Realized Price:
$_________
Estimated Price:
$_________
Auction House: Christie's
Auction Location: USA
Auction Date: 2007
Artist or Maker: Frederick Arthur Bridgman (American, 1847-1928)
Description: Frederick Arthur Bridgman (American, 1847-1928)
After the Bath
signed 'F. A. Bridgman' (lower left); inscribed 'After the Bath' (on the reverse)
oil on canvas
31 x 25¾ in. (78.7 x 65.4 cm.)
Notes: Property from a California Collection
For a biography of the artist, please see lot 10.

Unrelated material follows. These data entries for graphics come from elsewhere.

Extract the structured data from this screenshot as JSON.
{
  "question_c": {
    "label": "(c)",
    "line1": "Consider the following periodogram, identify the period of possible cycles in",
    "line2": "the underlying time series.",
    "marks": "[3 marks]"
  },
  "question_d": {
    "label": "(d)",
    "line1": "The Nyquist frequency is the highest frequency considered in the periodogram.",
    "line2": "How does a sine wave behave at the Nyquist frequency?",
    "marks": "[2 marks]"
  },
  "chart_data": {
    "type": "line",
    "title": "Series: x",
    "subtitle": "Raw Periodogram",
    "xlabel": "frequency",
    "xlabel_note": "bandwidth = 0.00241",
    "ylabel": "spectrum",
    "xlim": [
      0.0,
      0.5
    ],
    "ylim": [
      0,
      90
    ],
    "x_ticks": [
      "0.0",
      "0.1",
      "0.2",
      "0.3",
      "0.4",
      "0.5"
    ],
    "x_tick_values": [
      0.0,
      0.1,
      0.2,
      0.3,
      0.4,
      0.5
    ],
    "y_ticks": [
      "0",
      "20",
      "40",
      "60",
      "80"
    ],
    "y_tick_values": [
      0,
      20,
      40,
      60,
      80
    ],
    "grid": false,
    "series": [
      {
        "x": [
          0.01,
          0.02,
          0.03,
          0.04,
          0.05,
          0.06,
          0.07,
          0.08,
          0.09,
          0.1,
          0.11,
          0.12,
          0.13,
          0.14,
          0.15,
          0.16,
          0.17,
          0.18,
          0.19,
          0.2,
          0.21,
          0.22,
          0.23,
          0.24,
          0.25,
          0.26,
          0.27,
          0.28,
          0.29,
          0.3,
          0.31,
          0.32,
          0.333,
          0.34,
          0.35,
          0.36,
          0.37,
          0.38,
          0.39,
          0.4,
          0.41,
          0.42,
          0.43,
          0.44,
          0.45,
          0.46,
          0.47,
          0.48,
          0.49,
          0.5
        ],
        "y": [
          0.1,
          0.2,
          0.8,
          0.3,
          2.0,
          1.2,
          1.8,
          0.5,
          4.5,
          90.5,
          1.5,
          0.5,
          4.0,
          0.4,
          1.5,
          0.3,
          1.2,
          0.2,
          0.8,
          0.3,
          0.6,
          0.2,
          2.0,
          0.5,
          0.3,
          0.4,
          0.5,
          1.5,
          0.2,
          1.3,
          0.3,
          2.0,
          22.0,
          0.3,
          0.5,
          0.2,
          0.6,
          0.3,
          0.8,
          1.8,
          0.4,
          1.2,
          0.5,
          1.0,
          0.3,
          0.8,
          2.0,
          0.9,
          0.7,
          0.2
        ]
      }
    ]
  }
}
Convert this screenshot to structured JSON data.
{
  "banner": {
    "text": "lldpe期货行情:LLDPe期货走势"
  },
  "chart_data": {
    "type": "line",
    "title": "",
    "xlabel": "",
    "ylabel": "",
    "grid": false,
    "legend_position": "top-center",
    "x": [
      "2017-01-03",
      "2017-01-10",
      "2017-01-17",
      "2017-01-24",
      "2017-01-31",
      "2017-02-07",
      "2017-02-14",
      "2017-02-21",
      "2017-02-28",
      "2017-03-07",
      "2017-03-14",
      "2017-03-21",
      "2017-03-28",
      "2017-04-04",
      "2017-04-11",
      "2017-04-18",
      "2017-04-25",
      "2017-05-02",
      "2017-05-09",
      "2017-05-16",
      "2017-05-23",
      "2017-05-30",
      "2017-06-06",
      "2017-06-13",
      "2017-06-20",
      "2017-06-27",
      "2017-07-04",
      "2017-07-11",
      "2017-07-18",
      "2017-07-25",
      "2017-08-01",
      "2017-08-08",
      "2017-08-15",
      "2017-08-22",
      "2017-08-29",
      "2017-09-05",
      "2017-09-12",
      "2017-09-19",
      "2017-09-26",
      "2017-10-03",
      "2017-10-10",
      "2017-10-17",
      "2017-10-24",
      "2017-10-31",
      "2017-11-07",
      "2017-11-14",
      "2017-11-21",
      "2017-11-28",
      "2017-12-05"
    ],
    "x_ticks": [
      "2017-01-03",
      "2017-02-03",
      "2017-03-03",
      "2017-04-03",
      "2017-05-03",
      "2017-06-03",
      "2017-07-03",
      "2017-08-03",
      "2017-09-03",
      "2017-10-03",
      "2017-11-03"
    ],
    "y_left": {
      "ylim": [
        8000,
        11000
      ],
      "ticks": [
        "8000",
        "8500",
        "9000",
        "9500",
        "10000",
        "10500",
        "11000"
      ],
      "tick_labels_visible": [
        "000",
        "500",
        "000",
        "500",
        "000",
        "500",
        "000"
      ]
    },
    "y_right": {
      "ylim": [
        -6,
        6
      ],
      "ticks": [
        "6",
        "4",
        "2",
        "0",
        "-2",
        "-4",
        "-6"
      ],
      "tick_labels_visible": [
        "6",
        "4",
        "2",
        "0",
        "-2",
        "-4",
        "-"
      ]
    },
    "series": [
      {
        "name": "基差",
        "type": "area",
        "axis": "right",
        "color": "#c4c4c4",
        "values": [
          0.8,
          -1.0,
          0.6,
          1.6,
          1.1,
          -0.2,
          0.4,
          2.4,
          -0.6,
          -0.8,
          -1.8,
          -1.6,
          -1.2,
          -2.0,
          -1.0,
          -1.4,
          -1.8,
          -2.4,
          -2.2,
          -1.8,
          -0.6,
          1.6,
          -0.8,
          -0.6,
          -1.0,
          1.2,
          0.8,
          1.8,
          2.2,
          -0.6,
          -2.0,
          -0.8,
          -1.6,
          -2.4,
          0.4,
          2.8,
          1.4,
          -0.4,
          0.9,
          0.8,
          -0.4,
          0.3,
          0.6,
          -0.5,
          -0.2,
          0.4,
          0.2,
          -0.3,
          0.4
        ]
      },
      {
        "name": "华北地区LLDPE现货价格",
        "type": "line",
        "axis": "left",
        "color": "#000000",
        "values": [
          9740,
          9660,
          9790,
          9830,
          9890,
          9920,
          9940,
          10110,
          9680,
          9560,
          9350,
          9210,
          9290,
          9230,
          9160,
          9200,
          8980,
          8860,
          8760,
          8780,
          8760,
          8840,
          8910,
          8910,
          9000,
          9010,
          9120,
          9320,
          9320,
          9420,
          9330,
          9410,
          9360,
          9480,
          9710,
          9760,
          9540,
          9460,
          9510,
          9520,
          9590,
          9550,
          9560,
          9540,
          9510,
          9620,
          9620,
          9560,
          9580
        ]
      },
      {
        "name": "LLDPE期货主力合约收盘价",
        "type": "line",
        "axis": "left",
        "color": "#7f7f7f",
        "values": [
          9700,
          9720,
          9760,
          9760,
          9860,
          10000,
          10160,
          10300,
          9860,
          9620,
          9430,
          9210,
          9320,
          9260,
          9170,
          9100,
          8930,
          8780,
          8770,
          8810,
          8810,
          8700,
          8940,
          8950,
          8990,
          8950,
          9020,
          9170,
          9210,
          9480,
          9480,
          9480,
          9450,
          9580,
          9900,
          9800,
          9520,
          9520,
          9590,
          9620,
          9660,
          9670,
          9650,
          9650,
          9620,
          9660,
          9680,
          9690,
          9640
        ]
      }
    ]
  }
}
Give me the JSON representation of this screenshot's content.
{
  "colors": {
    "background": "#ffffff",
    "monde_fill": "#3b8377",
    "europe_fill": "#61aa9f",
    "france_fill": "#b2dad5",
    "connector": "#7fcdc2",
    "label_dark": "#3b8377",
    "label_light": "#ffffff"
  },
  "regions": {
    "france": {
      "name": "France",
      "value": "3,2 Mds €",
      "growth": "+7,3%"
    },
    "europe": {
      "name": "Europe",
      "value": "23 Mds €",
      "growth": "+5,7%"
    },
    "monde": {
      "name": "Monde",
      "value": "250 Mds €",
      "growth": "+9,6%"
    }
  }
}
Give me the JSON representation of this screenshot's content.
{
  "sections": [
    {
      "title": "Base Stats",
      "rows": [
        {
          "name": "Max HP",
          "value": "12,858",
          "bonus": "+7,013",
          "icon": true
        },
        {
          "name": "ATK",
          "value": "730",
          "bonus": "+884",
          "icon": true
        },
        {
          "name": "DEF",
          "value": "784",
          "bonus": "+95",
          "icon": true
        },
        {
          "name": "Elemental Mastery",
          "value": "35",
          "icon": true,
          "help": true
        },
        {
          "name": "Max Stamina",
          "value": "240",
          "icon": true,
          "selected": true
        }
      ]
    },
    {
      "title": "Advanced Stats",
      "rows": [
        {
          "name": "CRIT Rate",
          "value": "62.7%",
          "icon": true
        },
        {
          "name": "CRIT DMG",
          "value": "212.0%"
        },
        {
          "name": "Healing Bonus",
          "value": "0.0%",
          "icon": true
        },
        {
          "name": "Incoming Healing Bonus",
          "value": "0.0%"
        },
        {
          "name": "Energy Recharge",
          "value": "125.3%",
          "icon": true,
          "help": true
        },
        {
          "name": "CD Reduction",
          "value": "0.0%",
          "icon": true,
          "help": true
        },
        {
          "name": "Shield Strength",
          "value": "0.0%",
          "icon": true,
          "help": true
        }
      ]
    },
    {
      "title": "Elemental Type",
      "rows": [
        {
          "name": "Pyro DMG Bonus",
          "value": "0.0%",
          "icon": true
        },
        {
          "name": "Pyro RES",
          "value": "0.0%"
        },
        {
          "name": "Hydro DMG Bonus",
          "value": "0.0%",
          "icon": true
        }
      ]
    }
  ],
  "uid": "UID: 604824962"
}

After the Bath departs from the typical iconography used by the artist throughout his oeuvre . Bridgman's repertoire abounds in North African scenes, desert scenes, topographical works and the imagined interior of harems. He painted large canvases of Oriental woman, but rarely the nude. Bridgman here has broken away from the teachings of his master, Jean Léon Gérôme, and has painted this woman in a more free and sensual manner. The figure is not academically stylized - the artist has depicted a flesh and blood woman in the simple act of putting on her shoes after a bath.
The American approach to the Orient differs from that of the artists of the European countries, particularly in their approach to women. While the European, and particularly the French artists, depict Oriental women in institutional subjugation - within a harem, surrounded by guards - Bridgman's view takes a completely different turn.
Bridgman's woman is alone. There are no clues in the background as to her station in life. The artist uses the motif of the open door to suggest either freedom or surveillance, and this motif appears more than once in his oeuvre. In The Siesta (fig. 1) Bridgman also depicts a lone women, with the open door in the background. The addition of the monkey, a symbol of licentiousness, perhaps adds some clues to the nature of the scene, but it is also ambiguous in that the inclusion of the animal would be perfectly normal as they were so often used as pets. The same is true in After the Bath . Although it could be interpreted many ways, it is perhaps most logical to see it as the artist's vision of another everyday event in the Orient, and its exoticism simply enhances its sensuality.
(fig. 1) Frederick Arthur Bridgman, The Siesta , 1878, Private Collection.
The present lot has been authenticated by Dr. Ilene Susan Fort, the Gail and John Liebes Curator of American Art, Los Angeles County Museum of Art.